Wednesday, July 31, 2013

Women’s rights count when comparing countries on social inclusion. In its second edition of the Social Inclusion Index—launched on July 31—Americas Quarterly included women’s rights as an indicator to measure countries’ progress on access to public and private goods.

In this video explaining the Index’s new indicator, AS/COA President and CEO Susan Segal talks about why measuring women’s participation in society is a crucial element to measuring the concept of social inclusion in the Americas—not least due to how important women’s rights are to economic growth. “[W]hat country can be competitive if 50 percent of potential workforce is not in the workforce?” says Segal.

Americas Quarterly analyzed five main areas to assess women’s rights: maternal mortality rates, abortion laws and degrees of permissibility of abortion, women in political power, violence against women, and the existence of public information on violence against women. Segal points that the categories used to measure women’s rights are closely linked with women remaining in the workforce and contributing to society. “[W]e can’t just look at half of the society if we want to measure social inclusion.”
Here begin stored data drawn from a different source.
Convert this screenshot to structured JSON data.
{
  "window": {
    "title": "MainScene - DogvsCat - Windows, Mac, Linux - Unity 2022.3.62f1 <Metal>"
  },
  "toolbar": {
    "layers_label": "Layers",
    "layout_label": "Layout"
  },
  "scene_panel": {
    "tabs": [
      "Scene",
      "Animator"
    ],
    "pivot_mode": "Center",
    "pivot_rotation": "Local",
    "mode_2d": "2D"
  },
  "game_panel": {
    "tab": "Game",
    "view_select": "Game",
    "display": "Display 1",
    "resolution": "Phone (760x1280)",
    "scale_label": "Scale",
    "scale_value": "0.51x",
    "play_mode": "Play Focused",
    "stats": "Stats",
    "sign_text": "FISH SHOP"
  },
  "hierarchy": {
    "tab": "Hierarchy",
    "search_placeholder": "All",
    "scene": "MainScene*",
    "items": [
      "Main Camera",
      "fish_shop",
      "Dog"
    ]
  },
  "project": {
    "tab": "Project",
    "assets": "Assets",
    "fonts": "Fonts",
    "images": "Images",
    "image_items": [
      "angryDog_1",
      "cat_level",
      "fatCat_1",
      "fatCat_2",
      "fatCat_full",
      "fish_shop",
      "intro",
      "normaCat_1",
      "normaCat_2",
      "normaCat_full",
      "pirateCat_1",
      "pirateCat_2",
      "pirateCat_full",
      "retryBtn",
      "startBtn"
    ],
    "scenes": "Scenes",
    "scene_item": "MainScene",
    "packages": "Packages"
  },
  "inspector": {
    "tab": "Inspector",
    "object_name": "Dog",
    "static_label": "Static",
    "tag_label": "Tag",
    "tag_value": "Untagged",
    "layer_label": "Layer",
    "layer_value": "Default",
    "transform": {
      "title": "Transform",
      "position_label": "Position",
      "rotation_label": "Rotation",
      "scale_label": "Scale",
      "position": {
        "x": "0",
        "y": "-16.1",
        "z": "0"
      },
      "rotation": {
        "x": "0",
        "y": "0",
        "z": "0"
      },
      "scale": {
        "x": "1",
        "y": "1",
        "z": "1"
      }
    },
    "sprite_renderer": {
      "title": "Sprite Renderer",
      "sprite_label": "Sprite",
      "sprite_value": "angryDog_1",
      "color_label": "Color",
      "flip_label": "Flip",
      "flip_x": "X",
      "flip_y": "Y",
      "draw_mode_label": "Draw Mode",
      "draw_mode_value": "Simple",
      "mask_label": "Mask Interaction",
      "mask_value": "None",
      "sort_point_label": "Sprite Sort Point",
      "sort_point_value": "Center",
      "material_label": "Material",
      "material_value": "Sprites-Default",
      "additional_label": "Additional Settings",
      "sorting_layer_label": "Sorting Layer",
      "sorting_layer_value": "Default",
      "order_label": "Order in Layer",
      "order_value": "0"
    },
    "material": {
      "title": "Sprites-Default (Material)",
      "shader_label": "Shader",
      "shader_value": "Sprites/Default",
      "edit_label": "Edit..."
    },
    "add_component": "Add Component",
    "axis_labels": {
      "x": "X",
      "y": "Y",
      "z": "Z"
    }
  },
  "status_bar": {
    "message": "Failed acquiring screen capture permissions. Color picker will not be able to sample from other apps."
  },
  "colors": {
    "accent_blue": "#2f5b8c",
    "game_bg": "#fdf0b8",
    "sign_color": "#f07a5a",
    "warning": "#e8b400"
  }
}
Leading the ranking in the area of women’s rights are Costa Rica and the United States, followed by Colombia, Mexico, and Uruguay. At the bottom of the list are countries El Salvador, Honduras, Panama, and Guatemala. 

Access Americas Quarterly’s 2013 Social Inclusion Index. 

The decision to include women’s rights affected countries’ general scores and their positioning in the survey. “Because of the inclusion of women’s rights and LGBT rights, Chile went from first to second in the region. It scored very, very poorly in both of those areas. Consequently, Uruguay went from second to one,” explains Americas Quarterly Editor-in-Chief Christopher Sabatini in another video.

Americas Quarterly’s second Social Inclusion Index evaluates 16 countries on access to public and private goods by race/ethnicity and gender, attitudes toward empowerment and government responsiveness, and the protection of basic civil, political, and human rights.